Collection for Cures launched last month in the Davenport Diocese when Joe Flanders, a member of Ss. Mary & Mathias Parish in Muscatine, spoke about the campaign with priests at a Davenport Deanery meeting. Knights of Columbus will make presentations to priests throughout Iowa, inviting parishes to participate by placing a Collection for Cures flyer in their bulletin and giving a suggested donation of $1,000. Eventually, the campaign will spread to Christian churches throughout the United States, Lehman said.
Sponsors are covering the costs of fundraising, so all churches’ donations will go directly to the institute, she said.
Father Robert McAleer, pastor of St. John Vianney Parish in Bettendorf, said his parish will support the drive. He often visits sick residents of the Clarissa C. Cook Hospice House in Bettendorf. “You see all these horrendous diseases, and you’re just helpless.
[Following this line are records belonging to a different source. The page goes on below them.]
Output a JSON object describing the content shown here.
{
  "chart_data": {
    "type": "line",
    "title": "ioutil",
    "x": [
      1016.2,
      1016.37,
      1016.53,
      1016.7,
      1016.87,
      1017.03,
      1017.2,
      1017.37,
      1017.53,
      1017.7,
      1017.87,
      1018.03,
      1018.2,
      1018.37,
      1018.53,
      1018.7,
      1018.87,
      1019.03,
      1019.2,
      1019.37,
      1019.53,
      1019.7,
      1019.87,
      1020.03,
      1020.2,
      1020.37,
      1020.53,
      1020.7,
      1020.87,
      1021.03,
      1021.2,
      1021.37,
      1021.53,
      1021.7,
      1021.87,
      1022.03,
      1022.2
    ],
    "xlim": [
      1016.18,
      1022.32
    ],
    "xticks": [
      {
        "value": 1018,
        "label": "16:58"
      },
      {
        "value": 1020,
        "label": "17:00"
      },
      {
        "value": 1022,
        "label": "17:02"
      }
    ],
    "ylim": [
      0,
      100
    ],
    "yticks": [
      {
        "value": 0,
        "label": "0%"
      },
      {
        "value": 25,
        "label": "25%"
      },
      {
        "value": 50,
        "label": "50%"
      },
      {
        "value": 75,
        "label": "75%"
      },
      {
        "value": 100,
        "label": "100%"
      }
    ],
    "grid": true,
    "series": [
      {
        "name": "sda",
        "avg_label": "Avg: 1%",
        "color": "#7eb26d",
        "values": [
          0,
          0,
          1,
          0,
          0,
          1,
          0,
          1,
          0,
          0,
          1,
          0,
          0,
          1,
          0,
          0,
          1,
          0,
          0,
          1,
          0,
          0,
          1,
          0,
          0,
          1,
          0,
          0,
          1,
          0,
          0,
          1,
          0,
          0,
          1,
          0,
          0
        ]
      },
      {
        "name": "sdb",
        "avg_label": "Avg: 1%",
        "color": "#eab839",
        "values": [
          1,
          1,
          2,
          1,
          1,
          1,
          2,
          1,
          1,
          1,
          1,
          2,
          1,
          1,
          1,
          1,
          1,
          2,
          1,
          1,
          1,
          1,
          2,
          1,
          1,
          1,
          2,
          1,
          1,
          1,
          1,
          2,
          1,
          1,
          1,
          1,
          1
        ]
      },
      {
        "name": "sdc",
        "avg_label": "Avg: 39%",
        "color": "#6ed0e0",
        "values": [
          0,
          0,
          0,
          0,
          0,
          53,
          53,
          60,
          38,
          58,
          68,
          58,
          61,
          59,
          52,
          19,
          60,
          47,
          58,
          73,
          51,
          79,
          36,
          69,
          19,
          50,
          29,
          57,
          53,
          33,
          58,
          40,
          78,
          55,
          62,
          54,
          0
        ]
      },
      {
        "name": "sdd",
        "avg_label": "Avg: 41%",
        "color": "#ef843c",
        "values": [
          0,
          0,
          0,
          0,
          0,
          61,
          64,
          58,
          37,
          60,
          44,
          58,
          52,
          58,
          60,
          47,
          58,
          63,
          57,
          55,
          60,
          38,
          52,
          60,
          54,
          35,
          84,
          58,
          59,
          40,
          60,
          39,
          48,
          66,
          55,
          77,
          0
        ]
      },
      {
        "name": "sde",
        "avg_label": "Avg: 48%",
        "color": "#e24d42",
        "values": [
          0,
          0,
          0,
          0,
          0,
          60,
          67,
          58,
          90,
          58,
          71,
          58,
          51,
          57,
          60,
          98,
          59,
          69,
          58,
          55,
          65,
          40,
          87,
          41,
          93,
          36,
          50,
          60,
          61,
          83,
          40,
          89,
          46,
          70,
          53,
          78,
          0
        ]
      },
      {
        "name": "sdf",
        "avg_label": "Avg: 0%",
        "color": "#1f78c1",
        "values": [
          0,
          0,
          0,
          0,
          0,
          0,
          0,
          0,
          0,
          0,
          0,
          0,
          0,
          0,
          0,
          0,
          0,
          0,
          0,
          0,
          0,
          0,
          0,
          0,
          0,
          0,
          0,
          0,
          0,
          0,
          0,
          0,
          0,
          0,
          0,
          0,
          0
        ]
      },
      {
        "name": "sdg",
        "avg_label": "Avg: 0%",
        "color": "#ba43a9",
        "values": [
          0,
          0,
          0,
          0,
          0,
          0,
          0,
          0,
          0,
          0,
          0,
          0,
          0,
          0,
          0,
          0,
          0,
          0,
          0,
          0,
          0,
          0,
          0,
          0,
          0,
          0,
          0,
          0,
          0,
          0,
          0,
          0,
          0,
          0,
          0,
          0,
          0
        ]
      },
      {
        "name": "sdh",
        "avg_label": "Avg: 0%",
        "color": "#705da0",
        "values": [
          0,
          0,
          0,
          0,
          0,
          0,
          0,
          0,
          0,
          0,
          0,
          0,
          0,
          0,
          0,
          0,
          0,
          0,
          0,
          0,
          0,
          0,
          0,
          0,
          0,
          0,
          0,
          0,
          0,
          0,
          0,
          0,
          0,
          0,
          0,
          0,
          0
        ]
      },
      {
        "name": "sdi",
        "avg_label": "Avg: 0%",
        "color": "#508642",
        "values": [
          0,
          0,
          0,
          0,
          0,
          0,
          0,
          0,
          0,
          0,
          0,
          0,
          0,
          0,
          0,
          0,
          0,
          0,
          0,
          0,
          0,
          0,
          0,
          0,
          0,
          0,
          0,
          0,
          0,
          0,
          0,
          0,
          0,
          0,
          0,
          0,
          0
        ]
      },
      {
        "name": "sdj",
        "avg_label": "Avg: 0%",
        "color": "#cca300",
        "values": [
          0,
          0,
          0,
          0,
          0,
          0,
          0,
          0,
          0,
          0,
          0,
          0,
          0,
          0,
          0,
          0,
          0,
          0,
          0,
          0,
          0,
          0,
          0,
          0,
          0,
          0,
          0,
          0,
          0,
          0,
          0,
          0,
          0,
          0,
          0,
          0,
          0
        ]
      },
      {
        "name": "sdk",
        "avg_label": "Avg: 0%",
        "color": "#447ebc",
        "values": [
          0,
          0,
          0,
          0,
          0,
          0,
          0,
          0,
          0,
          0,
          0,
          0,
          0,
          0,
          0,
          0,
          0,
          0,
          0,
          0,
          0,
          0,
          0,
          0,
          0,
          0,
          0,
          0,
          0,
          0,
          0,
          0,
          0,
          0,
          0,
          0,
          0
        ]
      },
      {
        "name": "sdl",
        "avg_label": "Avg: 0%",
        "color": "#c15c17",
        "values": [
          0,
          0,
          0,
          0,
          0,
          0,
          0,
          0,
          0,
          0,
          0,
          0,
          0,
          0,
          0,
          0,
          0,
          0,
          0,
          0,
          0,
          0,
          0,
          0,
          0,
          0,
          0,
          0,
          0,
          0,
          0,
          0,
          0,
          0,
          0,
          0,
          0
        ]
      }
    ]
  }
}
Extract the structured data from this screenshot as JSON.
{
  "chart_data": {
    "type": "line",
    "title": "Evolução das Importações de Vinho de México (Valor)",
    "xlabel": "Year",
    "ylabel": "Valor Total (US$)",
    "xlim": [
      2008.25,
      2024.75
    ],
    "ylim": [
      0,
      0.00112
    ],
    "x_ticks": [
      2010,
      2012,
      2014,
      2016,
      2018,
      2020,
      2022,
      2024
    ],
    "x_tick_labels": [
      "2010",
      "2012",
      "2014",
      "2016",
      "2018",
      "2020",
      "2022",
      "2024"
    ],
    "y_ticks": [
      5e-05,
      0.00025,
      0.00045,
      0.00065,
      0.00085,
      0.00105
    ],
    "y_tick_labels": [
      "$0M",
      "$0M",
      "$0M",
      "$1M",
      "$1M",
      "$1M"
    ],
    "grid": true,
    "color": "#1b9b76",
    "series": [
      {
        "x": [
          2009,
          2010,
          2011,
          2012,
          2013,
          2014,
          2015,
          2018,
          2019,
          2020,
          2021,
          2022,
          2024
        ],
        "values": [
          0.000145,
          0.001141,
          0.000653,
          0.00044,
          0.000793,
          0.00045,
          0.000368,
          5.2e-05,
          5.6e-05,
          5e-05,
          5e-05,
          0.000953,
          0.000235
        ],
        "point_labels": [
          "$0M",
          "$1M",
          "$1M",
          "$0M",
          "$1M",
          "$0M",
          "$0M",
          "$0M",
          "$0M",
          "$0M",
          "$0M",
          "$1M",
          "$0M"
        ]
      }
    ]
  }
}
If you knew some hope for cures was out there, that would be wonderful.”
Paul Koenig, a 51-year-old West Des Moines resident, hopes researchers could someday help find a cure for his type of fatal brain tumor, a glioblastoma multiforme. Surgeons excised it last year, but radiation and chemotherapy haven’t stopped it from regrowing. After hearing about the institute’s pro-life focus, he signed up for the patient registry in case he could potentially contribute to a medical study.
“God’s the one who’s in control. There’s not a lot I can do,” said Koenig, who will soon celebrate his one-year wedding anniversary.
“I think many good things will come out of the institute, but it will take time,” said Mike Laake, state deputy for the Iowa Knights of Columbus. Because the non-profit also aims to educate the public about the bioethics of adult stem-cell research, “I think the institute will lend itself to a culture of life, not just in Iowa but potentially the entire world.”
For more information, visit www.jp2sri.org or call Lehman at (515) 202-2517.
Pope’s letter inspired institute’s name
The John Paul II Stem Cell Research Institute in Iowa City is named for the pope who wrote the following in his 2001 apostolic letter “Novo Millennio Ineunte” (“At the Beginning of the New Millennium”):
“Likewise, the service of humanity leads us to insist, in season and out of season, that those using the latest advances of science, especially in the field of biotechnology, must never disregard fundamental ethical requirements by invoking a questionable solidarity which eventually leads to discriminating between one life and another and ignoring the dignity which belongs to every human being.”
Bishop supports institute
Bishop Martin Amos wrote the following in a letter of support for the institute:
“I am pleased that their mission is to advance adult stem cell research that is consistent with the dignity of human life and that the Institute’s plans include training the next generation of scientists in bioethics.
“Adult stem cell research is supported by the Catholic Church because of the great potential to find cures to end needless suffering with no ethical concerns. Sadly, there are others who advocate for the destruction of embryos.
“Therefore, I support the effort to invite people to donate through the Collection for Cures program that will build ethical stem cell lines, provide funding for cures and help to educate the public about the value of adult stem cell research to advance cures.”